Find vector of expected values ​​and covariance matrix

Question

For vector (X,Y) with density

$f(x,y)=C exp \{ -4x^2-6xy-9y^2 \}$

find constans C, vector of expected values ​​and covariance matrix.

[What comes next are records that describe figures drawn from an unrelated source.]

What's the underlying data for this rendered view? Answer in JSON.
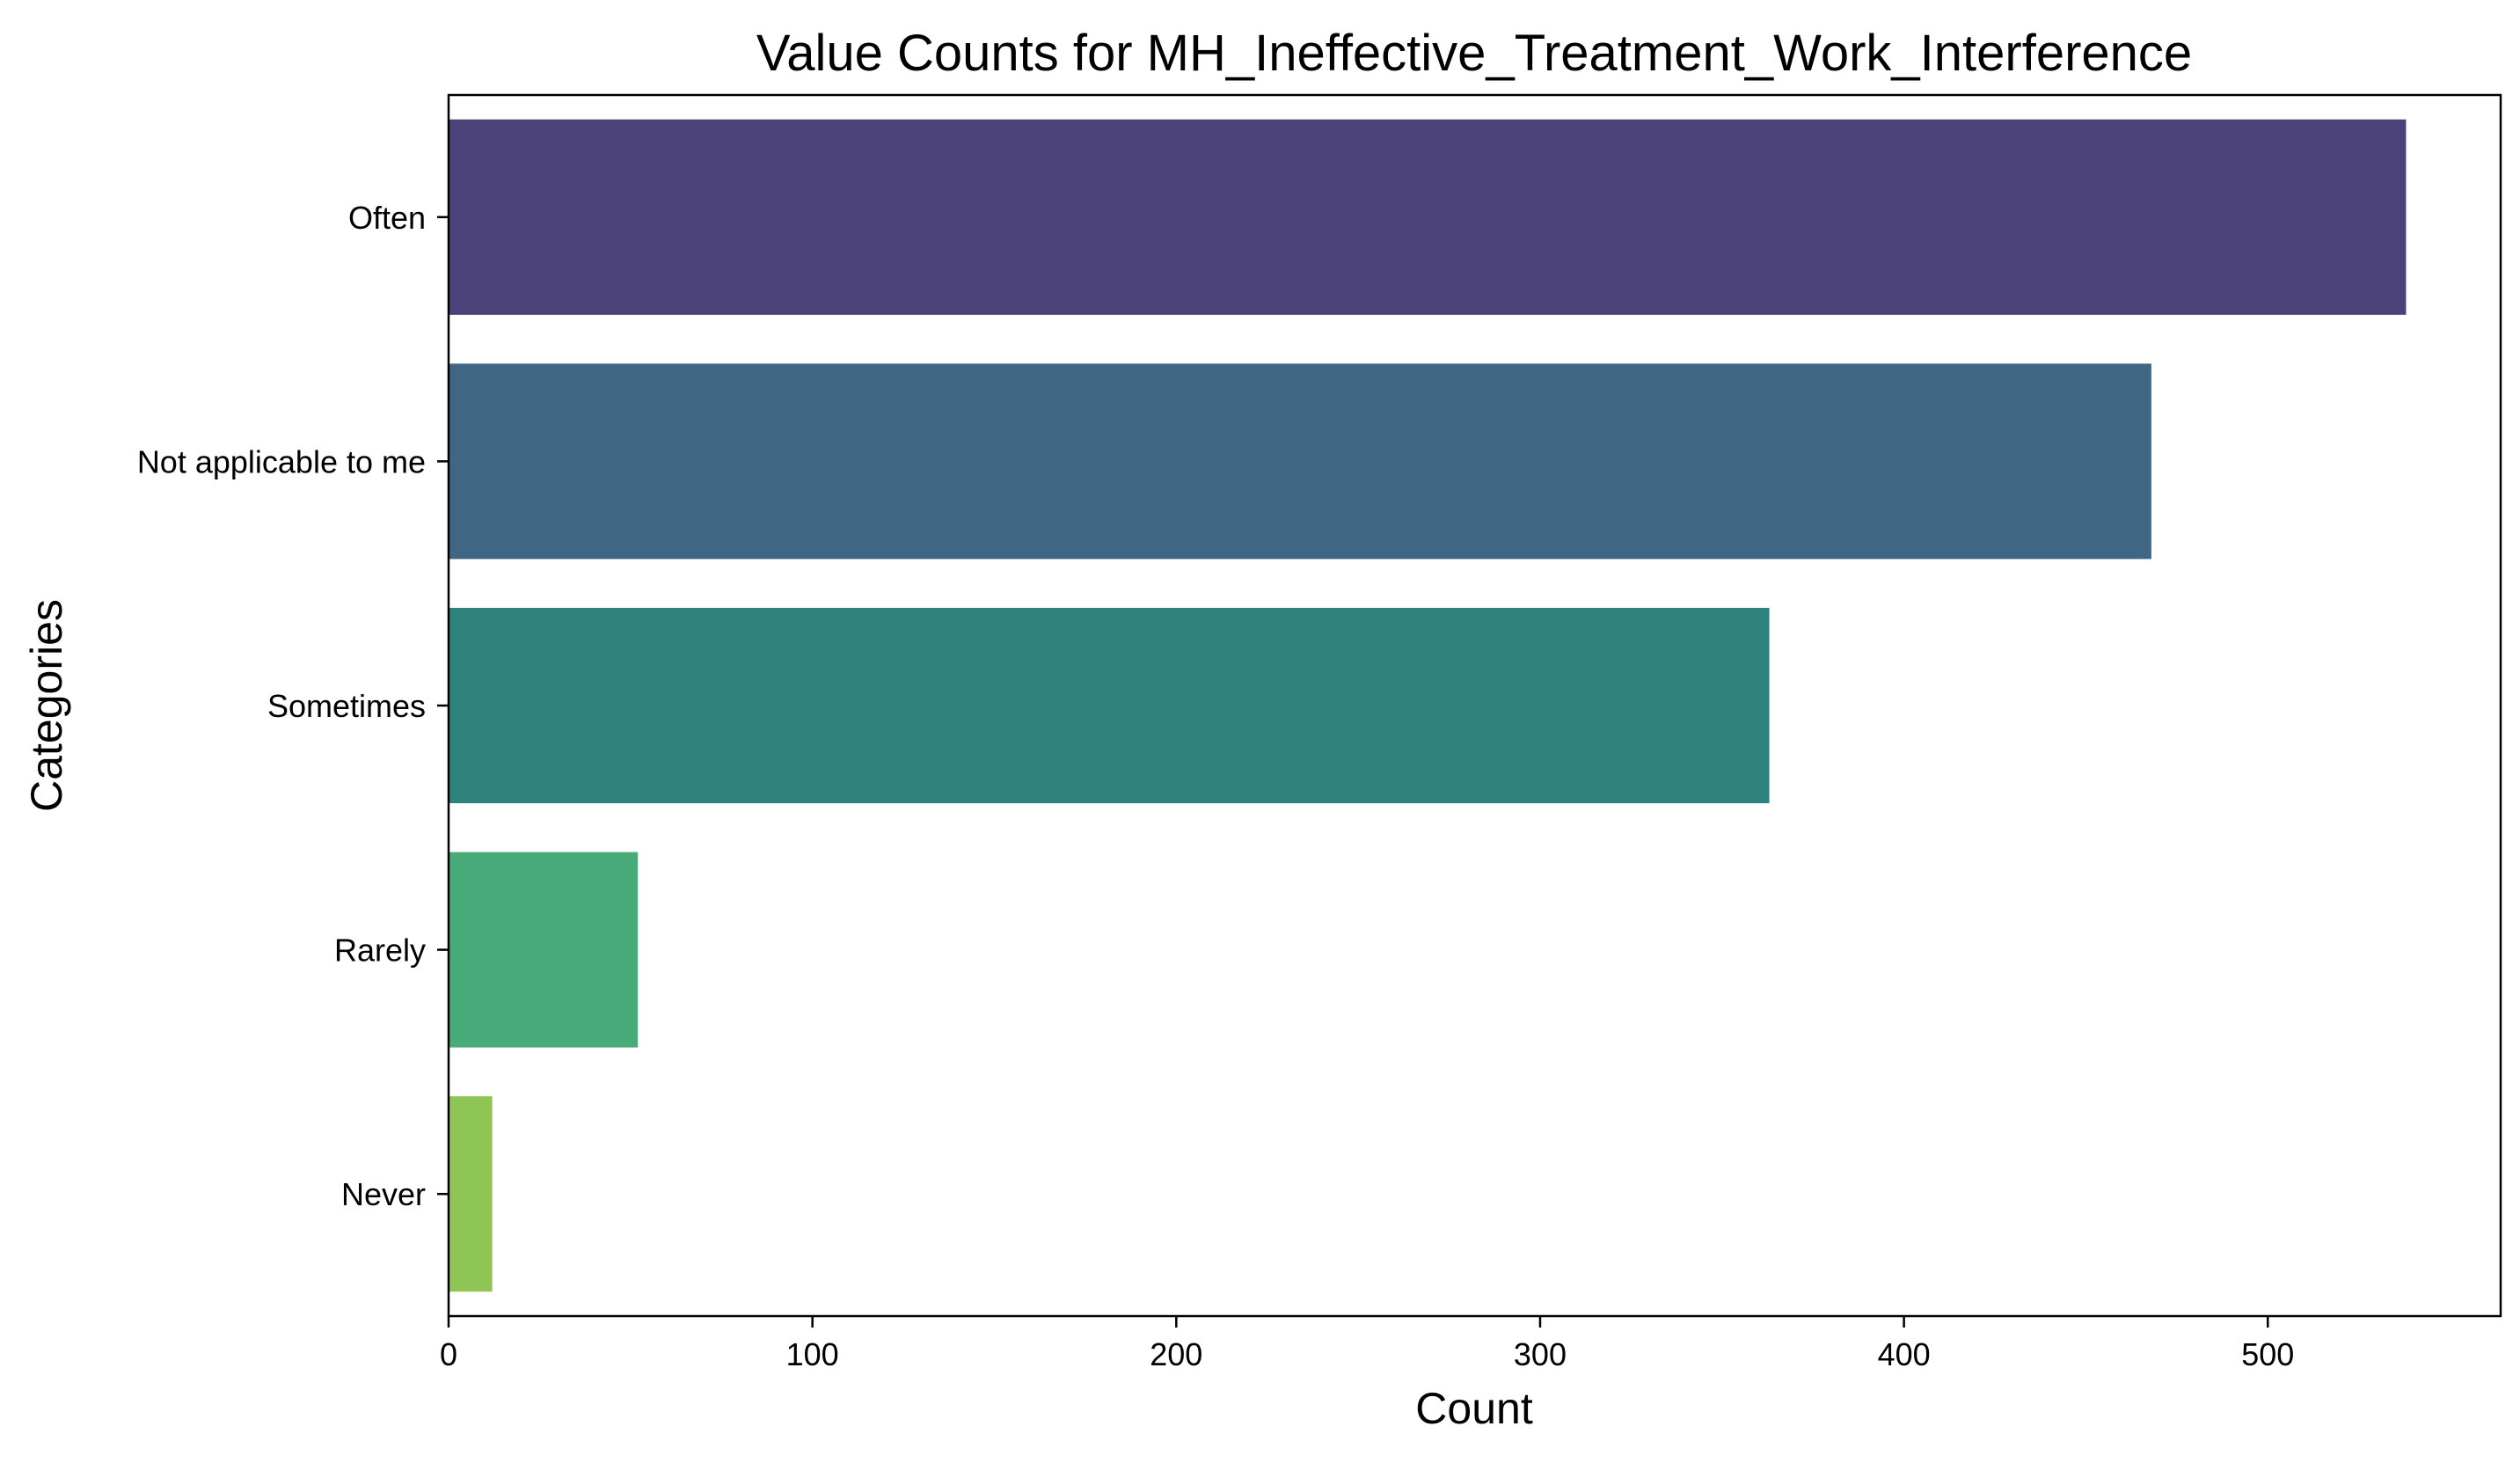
{
  "chart_data": {
    "type": "bar",
    "orientation": "horizontal",
    "title": "Value Counts for MH_Ineffective_Treatment_Work_Interference",
    "xlabel": "Count",
    "ylabel": "Categories",
    "categories": [
      "Often",
      "Not applicable to me",
      "Sometimes",
      "Rarely",
      "Never"
    ],
    "values": [
      538,
      468,
      363,
      52,
      12
    ],
    "colors": [
      "#4b4279",
      "#3f6682",
      "#2e837e",
      "#48a979",
      "#8ec555"
    ],
    "xlim": [
      0,
      564
    ],
    "xticks": [
      0,
      100,
      200,
      300,
      400,
      500
    ],
    "grid": false,
    "legend": "none"
  }
}
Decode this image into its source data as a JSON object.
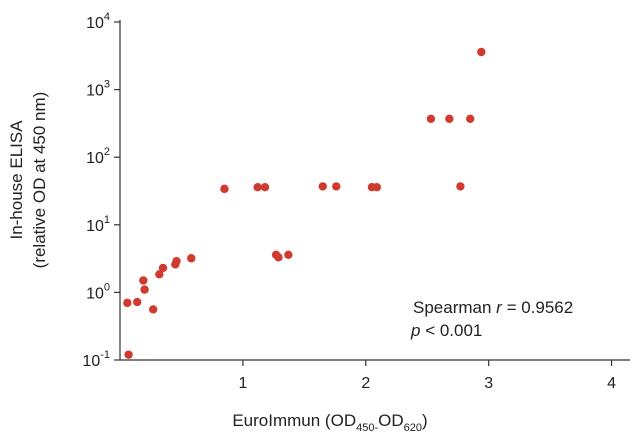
{
  "chart_data": {
    "type": "scatter",
    "xlabel": {
      "main": "EuroImmun (OD",
      "sub1": "450-",
      "mid": "OD",
      "sub2": "620",
      "end": ")"
    },
    "ylabel": [
      "In-house ELISA",
      "(relative OD at 450 nm)"
    ],
    "x_scale": "linear",
    "y_scale": "log",
    "xlim": [
      0,
      4.15
    ],
    "ylim": [
      0.1,
      10000
    ],
    "x_ticks": [
      {
        "value": 1,
        "label": "1"
      },
      {
        "value": 2,
        "label": "2"
      },
      {
        "value": 3,
        "label": "3"
      },
      {
        "value": 4,
        "label": "4"
      }
    ],
    "y_ticks": [
      {
        "value": 0.1,
        "base": "10",
        "exp": "-1"
      },
      {
        "value": 1,
        "base": "10",
        "exp": "0"
      },
      {
        "value": 10,
        "base": "10",
        "exp": "1"
      },
      {
        "value": 100,
        "base": "10",
        "exp": "2"
      },
      {
        "value": 1000,
        "base": "10",
        "exp": "3"
      },
      {
        "value": 10000,
        "base": "10",
        "exp": "4"
      }
    ],
    "grid": false,
    "marker_color": "#d13a2f",
    "points": [
      {
        "x": 0.07,
        "y": 0.12
      },
      {
        "x": 0.06,
        "y": 0.7
      },
      {
        "x": 0.14,
        "y": 0.72
      },
      {
        "x": 0.2,
        "y": 1.1
      },
      {
        "x": 0.19,
        "y": 1.5
      },
      {
        "x": 0.27,
        "y": 0.56
      },
      {
        "x": 0.32,
        "y": 1.85
      },
      {
        "x": 0.35,
        "y": 2.3
      },
      {
        "x": 0.45,
        "y": 2.6
      },
      {
        "x": 0.46,
        "y": 2.9
      },
      {
        "x": 0.58,
        "y": 3.2
      },
      {
        "x": 0.85,
        "y": 34
      },
      {
        "x": 1.12,
        "y": 36
      },
      {
        "x": 1.18,
        "y": 36
      },
      {
        "x": 1.27,
        "y": 3.6
      },
      {
        "x": 1.29,
        "y": 3.3
      },
      {
        "x": 1.37,
        "y": 3.6
      },
      {
        "x": 1.65,
        "y": 37
      },
      {
        "x": 1.76,
        "y": 37
      },
      {
        "x": 2.05,
        "y": 36
      },
      {
        "x": 2.09,
        "y": 36
      },
      {
        "x": 2.53,
        "y": 370
      },
      {
        "x": 2.68,
        "y": 370
      },
      {
        "x": 2.77,
        "y": 37
      },
      {
        "x": 2.85,
        "y": 370
      },
      {
        "x": 2.94,
        "y": 3600
      }
    ],
    "annotation": {
      "line1_text": "Spearman ",
      "line1_var": "r",
      "line1_value": " = 0.9562",
      "line2_var": "p",
      "line2_value": " < 0.001"
    }
  }
}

How to do this kind of exercises?

Answer 1

$$f(x,y)=C \exp(-4x^2-6xy-9y^2)$$

The form is clearly a normal, the bivariate case is the next: $$ f(x,y) = \frac{1}{2 \pi \sigma_x \sigma_y \sqrt{1-\rho^2}} \exp\left( -\frac{1}{2(1-\rho^2)}\left[ \frac{(x-\mu_x)^2}{\sigma_x^2} + \frac{(y-\mu_y)^2}{\sigma_y^2} - \frac{2\rho(x-\mu_x)(y-\mu_y)}{\sigma_x \sigma_y} \right] \right)$$

How there is no constant in the expression the guess is $\mu_x=\mu_y=0$

$$ f(x,y) = \frac{1}{2 \pi \sigma_x \sigma_y \sqrt{1-\rho^2}} \exp\left( -\frac{1}{2(1-\rho^2)}\left[ \frac{x^2}{\sigma_x^2} + \frac{y^2}{\sigma_y^2} - \frac{2\rho xy}{\sigma_x \sigma_y} \right] \right)$$

Then looking in your density:

$$2(1-\rho^2)\sigma_x^2=\frac{1}{4}$$ $$2(1-\rho^2)\sigma_y^2=\frac{1}{6}$$ $$\frac{(1-\rho^2)}{\rho}\sigma_x \sigma_y=-\frac{1}{9}$$

Once you have those values:

$$C=\frac{1}{2 \pi \sigma_x \sigma_y \sqrt{1-\rho^2}}$$

Answer 2

Note that $$ 4x^2+6xy+9y^2=9\left(y+\tfrac13x\right)^2+3x^2, $$ and that, for every positive $a$, $$ \int_\mathbb R\mathrm e^{-az^2}\,\mathrm dz=\sqrt{\frac{\pi}a}, $$ hence $$ \iint\mathrm e^{-4x^2-6xy-9y^2}\,\mathrm dx\mathrm dy=\int\mathrm e^{-3x^2}\int\int\mathrm e^{-9\left(y+\tfrac13x\right)^2}\mathrm dy\mathrm dx $$ is $$ \int\mathrm e^{-3x^2}\sqrt{\frac{\pi}9}\mathrm dx=\sqrt{\frac{\pi}3}\,\sqrt{\frac{\pi}9}=\frac\pi{3\sqrt3}. $$ This shows that $$ C=\frac{3\sqrt3}\pi. $$ The decomposition of the binomial we started with also shows that, if $$ Z=Y+\frac13X, $$ then $(X,Z)$ is a centered independent normal vector with variances $$ \sigma^2_X=\frac16,\qquad\sigma^2_Z=\frac1{18}. $$ To see this, simply note that the change of variable formula shows that the density of $(X,Z)$ is proportional to $$ \mathrm e^{-3x^2-9z^2}=\mathrm e^{-x^2/(2\sigma_X^2)}\,\mathrm e^{-z^2/(2\sigma_Z^2)}. $$ Finally, $Y=Z-\frac13X$ hence $\sigma^2_Y=\sigma^2_Z+\frac19\sigma^2_X$ and $\mathrm{Cov}(X,Y)=-\frac13\sigma^2_X$, hence you are done.